Microsoft Windows 9 Q3 2015
There's no official word on the release date for Windows 9, but several analysts suggest that it should be out before autumn 2015. Microsoft blogger Paul Thurrott has gone one step further, suggesting that it could be with us in April 2015. This is somewhat due to the bad name with which Windows 8 has managed to tarnish itself. It's fair to say that Windows 8 hasn't had it easy, but that's partly because Windows 7 nailed what most of us wanted from an OS. Windows 9 could be the next logical update for many though, so it does make sense that it'll be an earlier release.

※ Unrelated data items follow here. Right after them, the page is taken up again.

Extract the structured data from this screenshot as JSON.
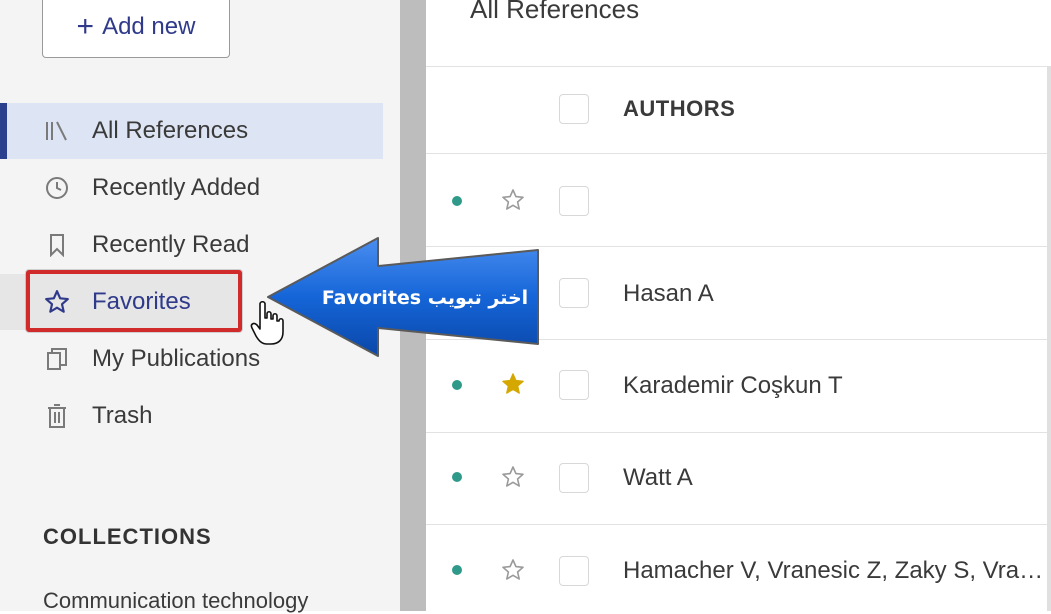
{
  "sidebar": {
    "add_new_label": "Add new",
    "nav_items": [
      {
        "label": "All References",
        "icon": "library-icon",
        "active": true
      },
      {
        "label": "Recently Added",
        "icon": "clock-icon",
        "active": false
      },
      {
        "label": "Recently Read",
        "icon": "bookmark-icon",
        "active": false
      },
      {
        "label": "Favorites",
        "icon": "star-icon",
        "active": false
      },
      {
        "label": "My Publications",
        "icon": "publications-icon",
        "active": false
      },
      {
        "label": "Trash",
        "icon": "trash-icon",
        "active": false
      }
    ],
    "collections_title": "COLLECTIONS",
    "collections": [
      {
        "label": "Communication technology"
      }
    ]
  },
  "main": {
    "title": "All References",
    "table": {
      "header": {
        "authors": "AUTHORS"
      },
      "rows": [
        {
          "author": "",
          "favorite": false,
          "unread": true
        },
        {
          "author": "Hasan A",
          "favorite": false,
          "unread": true
        },
        {
          "author": "Karademir Coşkun T",
          "favorite": true,
          "unread": true
        },
        {
          "author": "Watt A",
          "favorite": false,
          "unread": true
        },
        {
          "author": "Hamacher V, Vranesic Z, Zaky S, Vra…",
          "favorite": false,
          "unread": true
        }
      ]
    }
  },
  "callout": {
    "text": "اختر تبويب Favorites"
  },
  "colors": {
    "accent": "#2a3f8e",
    "highlight_border": "#d12a2a",
    "unread_dot": "#2f9a8a",
    "favorite_star": "#d4a800",
    "callout_blue": "#1565d8"
  }
}
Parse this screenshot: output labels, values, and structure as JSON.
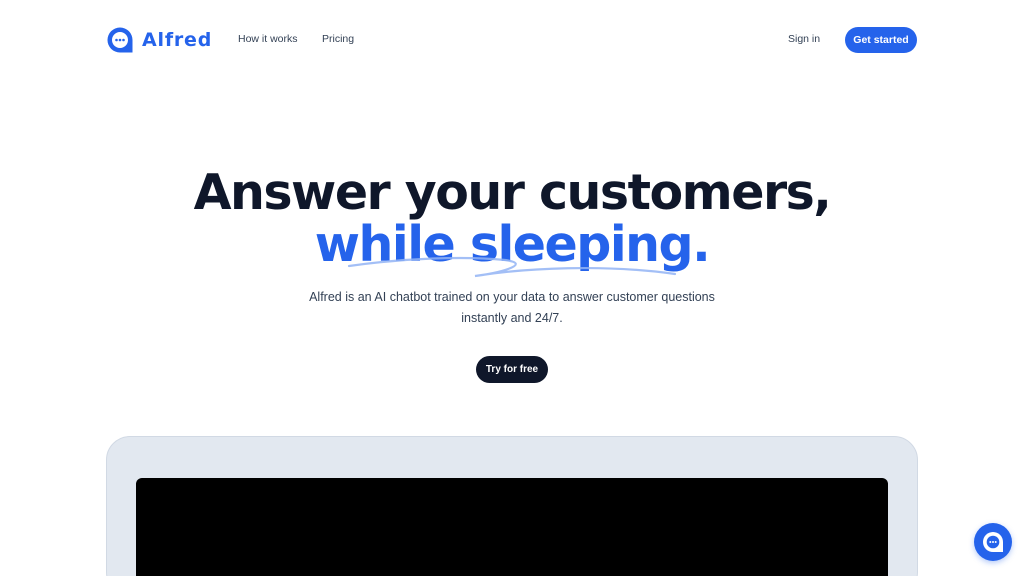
{
  "brand": {
    "name": "Alfred",
    "accent_color": "#2563eb",
    "dark_color": "#0f172a",
    "logo_icon": "chat-bubble-icon"
  },
  "nav": {
    "items": [
      {
        "label": "How it works"
      },
      {
        "label": "Pricing"
      }
    ],
    "sign_in": "Sign in",
    "cta": "Get started"
  },
  "hero": {
    "title_line1": "Answer your customers,",
    "title_line2": "while sleeping.",
    "subtitle": "Alfred is an AI chatbot trained on your data to answer customer questions instantly and 24/7.",
    "cta": "Try for free"
  },
  "chat_widget": {
    "icon": "chat-bubble-icon"
  }
}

Windows 9 is expected to keep building on the ethos set out by Windows 8 - that is, unifying the operating system across a wide range of devices. Key to this concept is the idea of creating Universal Windows Apps that function the same across a wide range of hardware. Given the guff that currently fills the Windows Store, this may not be particularly exciting, but we can see that it is essential for realigning Microsoft's ecosystem to its new cross-platform ethos. As for the ill-fated Start Menu, a preview of Windows 9 was shown at Build 2014 that showed a return of Start Menu, albeit one that contained Modern Uielements. Either way, we're seeing that as a win for users. Properly functioning Windows Modern Uiapps are expected to be included at release, along with improved power management code, better integration with the cloud and enhanced support for gestures and other methods of interacting with our devices. We will probably see another interim update for Windows 8 - Windows 8.2, no doubt - before we hit the next big release. This could even be a chance to try out some of the things that Microsoft wants to squeeze into the Windows 9 OS.
DirectX 12 Q4 2015
Microsoft first gave concrete evidence of DX12 at this year's annual Games Developer Conference. The demonstration featured Xbox One racing title, Forza, running on a Titan Black-powered PC. It was a remarkable feat on many levels. Not only is Forza very much an Xbox exclusive IP, but the demo aptly showed just how capable the alpha build of DirectX 12 was. And while you could say that the Xbox One is essentially a PC anyway, that's only from a hardware level - there is a whole mess of operating system to consider. In keeping with the multi-platform plans of Windows 9, the next version of DirectX is being designed to run on a wide variety of platforms. As well as PCs, it will work on the Xbox One, tablets and even phones. Platform-agnostic, if you will. The other major focus of its development is to be a more efficient and thinner API. It's impossible to talk about this side of things without mentioning Mantle, which is AMD's rethinking of graphics APIs to cut down on some of the overheads and make better use of the hardware in our machines. DirectX 12 is going to do for every graphics subsystem (from Nvidia, Intel and AMD) what Mantle can only hope to do for AMD's cards.